When I use the word care, I’m referring to something deeper than simply being nice. Nice is nice. I appreciate it when someone opens the door for me or pulls out my chair. But caring for others involves something much more than being nice. I want to challenge you to learn to care for someone’s spiritual condition, to care about his connection with God, to care enough to make sure she knows about the good news of forgiveness and eternal life.

I know it’s not popular these days to talk about evangelism. Many Christians don’t even like that word anymore. But, I’m not asking you to do anything fanatical. In fact, if it’s easier for you, I want you to put aside the word evangelism if there’s too much negative baggage connected to it.

Instead, I’m inviting you to fall increasingly in love with God. That’s the plan. Fall in love with all His majesty and glory and goodness. Get to know the Savior as never before. When that happens, Scripture says that the love of Christ will compel you (2 Corinthians 5:14). When we know God intimately, that gives us a new power to care for the spiritual condition of others. Then, as God gives you opportunity, simply share your transformational story with others, where they can be exposed to an option that can move them from stuck to starting anew, with a Power that is greater than their own.

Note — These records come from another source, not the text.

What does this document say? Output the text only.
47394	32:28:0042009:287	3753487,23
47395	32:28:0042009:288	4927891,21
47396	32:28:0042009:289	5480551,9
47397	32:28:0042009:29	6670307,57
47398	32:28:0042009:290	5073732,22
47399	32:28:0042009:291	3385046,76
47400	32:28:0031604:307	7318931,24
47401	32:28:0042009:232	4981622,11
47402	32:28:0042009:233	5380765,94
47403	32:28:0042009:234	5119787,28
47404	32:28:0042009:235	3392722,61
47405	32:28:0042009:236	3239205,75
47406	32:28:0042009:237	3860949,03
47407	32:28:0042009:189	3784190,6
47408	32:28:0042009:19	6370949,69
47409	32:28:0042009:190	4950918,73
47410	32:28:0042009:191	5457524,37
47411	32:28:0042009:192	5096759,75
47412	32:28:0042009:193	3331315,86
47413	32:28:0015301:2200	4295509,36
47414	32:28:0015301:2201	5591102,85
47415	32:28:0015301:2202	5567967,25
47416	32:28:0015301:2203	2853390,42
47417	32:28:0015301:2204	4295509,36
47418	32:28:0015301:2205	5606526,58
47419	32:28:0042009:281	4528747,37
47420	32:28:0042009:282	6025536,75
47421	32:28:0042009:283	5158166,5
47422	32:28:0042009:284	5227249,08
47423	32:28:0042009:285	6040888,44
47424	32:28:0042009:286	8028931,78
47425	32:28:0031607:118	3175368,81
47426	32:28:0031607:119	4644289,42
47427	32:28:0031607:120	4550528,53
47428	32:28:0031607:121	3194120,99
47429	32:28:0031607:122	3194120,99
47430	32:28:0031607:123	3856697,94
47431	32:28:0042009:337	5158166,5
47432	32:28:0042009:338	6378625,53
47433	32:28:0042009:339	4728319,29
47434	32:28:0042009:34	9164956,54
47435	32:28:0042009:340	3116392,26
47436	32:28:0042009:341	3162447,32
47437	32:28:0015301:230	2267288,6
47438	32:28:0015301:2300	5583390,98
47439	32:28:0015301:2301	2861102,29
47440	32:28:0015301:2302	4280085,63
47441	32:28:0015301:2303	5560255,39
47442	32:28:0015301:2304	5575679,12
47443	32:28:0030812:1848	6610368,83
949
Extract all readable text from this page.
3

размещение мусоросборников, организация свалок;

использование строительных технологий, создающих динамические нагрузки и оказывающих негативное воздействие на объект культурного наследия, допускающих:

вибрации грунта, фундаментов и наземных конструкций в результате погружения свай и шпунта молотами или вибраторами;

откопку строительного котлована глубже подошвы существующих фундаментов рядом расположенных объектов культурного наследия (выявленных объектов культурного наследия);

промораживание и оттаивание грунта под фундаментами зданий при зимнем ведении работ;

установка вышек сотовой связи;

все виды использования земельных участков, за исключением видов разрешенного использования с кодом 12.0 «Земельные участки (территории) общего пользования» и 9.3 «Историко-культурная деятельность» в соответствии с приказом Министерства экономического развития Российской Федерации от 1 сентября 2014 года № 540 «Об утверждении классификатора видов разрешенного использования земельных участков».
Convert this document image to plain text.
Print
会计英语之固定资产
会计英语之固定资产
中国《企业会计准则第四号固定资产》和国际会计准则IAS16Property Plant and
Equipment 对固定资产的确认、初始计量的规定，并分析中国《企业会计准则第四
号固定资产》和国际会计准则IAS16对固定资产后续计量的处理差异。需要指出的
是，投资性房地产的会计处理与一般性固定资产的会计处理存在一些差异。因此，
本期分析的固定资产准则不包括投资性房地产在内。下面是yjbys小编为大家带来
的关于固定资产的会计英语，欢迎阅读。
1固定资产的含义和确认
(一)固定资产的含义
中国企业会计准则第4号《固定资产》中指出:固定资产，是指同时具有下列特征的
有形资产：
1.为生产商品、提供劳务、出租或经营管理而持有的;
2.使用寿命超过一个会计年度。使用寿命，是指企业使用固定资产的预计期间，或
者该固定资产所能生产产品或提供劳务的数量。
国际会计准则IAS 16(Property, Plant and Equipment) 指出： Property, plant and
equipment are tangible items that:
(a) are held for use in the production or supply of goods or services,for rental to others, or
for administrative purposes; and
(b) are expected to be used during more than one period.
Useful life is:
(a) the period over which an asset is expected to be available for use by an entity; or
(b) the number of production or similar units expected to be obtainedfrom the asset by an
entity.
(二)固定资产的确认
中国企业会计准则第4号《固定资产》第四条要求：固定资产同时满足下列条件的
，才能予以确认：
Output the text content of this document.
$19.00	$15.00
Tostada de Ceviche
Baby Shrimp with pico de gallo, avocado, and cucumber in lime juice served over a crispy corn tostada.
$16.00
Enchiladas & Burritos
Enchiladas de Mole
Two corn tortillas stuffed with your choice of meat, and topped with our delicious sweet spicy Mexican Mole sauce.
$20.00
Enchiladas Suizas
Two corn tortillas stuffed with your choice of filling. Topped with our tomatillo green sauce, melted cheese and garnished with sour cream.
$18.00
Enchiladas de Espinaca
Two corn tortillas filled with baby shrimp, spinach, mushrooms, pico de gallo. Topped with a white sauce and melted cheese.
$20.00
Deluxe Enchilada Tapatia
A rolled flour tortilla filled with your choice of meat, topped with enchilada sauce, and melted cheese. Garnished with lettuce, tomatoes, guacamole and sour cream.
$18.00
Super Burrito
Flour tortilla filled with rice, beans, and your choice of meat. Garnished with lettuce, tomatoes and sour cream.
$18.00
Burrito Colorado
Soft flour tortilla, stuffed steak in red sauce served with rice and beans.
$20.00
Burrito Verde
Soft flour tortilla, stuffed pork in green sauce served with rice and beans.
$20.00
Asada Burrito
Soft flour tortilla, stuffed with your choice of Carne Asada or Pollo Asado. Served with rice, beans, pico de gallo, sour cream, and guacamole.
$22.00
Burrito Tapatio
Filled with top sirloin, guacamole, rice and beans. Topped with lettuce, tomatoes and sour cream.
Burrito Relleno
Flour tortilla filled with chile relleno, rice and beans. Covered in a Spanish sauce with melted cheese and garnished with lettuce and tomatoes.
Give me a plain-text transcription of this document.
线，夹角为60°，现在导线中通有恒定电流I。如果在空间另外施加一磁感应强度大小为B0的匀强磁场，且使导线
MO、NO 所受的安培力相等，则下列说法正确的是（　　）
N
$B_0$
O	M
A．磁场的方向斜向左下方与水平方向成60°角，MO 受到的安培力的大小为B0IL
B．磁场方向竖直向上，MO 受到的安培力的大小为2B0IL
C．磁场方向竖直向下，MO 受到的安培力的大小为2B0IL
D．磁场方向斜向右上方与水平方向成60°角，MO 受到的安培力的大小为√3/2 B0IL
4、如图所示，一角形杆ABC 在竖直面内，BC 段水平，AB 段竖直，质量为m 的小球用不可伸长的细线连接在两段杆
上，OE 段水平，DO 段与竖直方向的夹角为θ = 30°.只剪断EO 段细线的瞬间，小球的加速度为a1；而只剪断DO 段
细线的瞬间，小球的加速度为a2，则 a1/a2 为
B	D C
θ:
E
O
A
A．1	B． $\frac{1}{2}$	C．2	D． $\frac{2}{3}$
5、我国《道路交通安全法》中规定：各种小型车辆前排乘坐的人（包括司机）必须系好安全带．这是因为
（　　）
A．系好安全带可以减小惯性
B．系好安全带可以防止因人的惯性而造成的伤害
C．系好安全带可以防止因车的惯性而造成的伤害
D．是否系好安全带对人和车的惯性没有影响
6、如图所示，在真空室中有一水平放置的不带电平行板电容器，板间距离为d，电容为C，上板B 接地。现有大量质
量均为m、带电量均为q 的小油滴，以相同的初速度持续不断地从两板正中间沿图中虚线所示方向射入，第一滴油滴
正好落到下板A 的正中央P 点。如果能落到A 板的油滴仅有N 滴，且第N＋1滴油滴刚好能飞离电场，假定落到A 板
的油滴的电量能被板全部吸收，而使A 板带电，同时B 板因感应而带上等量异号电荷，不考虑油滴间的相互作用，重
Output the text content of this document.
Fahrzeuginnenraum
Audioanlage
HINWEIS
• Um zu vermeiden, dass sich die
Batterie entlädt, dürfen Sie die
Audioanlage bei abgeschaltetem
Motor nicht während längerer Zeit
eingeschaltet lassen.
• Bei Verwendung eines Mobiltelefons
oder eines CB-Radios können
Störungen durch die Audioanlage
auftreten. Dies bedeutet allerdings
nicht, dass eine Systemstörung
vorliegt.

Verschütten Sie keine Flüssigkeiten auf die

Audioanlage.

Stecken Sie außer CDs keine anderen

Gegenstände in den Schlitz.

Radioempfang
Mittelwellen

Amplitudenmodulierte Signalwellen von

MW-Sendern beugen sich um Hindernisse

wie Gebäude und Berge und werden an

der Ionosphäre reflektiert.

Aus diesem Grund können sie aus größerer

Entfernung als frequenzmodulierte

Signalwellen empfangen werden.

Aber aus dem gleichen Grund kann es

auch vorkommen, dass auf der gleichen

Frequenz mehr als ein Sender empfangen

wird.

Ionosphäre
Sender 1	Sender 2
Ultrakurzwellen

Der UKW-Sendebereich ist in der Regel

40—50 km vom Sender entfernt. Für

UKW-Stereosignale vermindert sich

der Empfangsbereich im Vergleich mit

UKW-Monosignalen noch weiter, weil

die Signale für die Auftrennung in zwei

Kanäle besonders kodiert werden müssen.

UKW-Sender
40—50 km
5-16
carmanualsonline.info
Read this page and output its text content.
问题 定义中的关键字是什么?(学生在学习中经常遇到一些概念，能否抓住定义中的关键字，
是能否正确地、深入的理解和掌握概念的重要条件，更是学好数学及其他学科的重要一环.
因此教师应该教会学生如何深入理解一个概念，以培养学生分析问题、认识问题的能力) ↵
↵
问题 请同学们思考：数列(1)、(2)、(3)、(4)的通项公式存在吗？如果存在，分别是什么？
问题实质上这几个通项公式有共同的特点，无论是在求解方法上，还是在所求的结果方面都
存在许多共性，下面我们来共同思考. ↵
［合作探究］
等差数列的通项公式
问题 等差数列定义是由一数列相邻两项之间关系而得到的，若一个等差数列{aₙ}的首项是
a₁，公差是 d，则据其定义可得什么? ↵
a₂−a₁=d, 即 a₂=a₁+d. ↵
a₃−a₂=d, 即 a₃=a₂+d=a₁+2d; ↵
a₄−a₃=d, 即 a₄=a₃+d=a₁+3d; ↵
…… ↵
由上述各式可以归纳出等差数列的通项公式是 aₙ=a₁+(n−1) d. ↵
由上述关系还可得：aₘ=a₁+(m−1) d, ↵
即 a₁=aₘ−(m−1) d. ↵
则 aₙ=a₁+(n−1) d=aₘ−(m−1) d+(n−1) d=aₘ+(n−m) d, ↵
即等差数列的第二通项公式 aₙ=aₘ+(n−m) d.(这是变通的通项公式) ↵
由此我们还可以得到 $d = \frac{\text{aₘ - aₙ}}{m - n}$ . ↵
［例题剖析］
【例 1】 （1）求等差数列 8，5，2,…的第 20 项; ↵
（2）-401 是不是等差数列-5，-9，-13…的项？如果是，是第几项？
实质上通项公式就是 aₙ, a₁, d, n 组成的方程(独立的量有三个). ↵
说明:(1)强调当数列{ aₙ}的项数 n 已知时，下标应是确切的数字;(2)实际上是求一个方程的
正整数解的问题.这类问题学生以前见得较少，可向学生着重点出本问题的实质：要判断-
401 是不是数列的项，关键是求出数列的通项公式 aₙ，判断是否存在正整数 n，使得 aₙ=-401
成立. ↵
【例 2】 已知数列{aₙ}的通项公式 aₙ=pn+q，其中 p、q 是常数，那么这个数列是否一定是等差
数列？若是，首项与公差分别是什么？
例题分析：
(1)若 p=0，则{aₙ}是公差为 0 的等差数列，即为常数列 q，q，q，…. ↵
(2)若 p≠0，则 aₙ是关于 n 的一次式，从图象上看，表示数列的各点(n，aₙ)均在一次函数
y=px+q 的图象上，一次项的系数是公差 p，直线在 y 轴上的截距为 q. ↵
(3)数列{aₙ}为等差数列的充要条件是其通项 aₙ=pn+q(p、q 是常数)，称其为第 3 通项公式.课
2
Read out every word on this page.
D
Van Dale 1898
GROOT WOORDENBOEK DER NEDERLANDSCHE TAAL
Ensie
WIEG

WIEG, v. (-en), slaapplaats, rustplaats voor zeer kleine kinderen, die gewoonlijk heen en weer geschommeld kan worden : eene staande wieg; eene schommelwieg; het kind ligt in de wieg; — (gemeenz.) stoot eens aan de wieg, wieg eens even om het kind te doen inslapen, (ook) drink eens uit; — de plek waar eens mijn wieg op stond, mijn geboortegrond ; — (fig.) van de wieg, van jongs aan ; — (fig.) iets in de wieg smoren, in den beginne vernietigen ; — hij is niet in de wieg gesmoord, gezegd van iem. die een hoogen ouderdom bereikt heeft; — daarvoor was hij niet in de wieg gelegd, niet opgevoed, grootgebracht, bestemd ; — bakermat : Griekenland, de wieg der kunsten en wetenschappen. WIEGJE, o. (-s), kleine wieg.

The important thing to remember is that people are hurting and can benefit from hearing of your experiences with Jesus. People in pain need to hear that they’re not alone and that someone else has made it out from underneath the pile. People who are lonely need to hear about how you’ve found community. People who live without a relationship with God need to hear that life is so much better when they discover it’s not all about them—it’s about God. People who are caught in a lifestyle of sin and darkness need to hear the story of someone who lived there and found the light.

Sharing personal stories about Jesus reveals the power of God. You don’t have to be a perfect Christian, have everything together, or know all of the answers. God invites you to be in the process—and perhaps, along the way, help someone else get a fresh start. When that happens, hold on…you’re in for a spiritual growth ride of your life.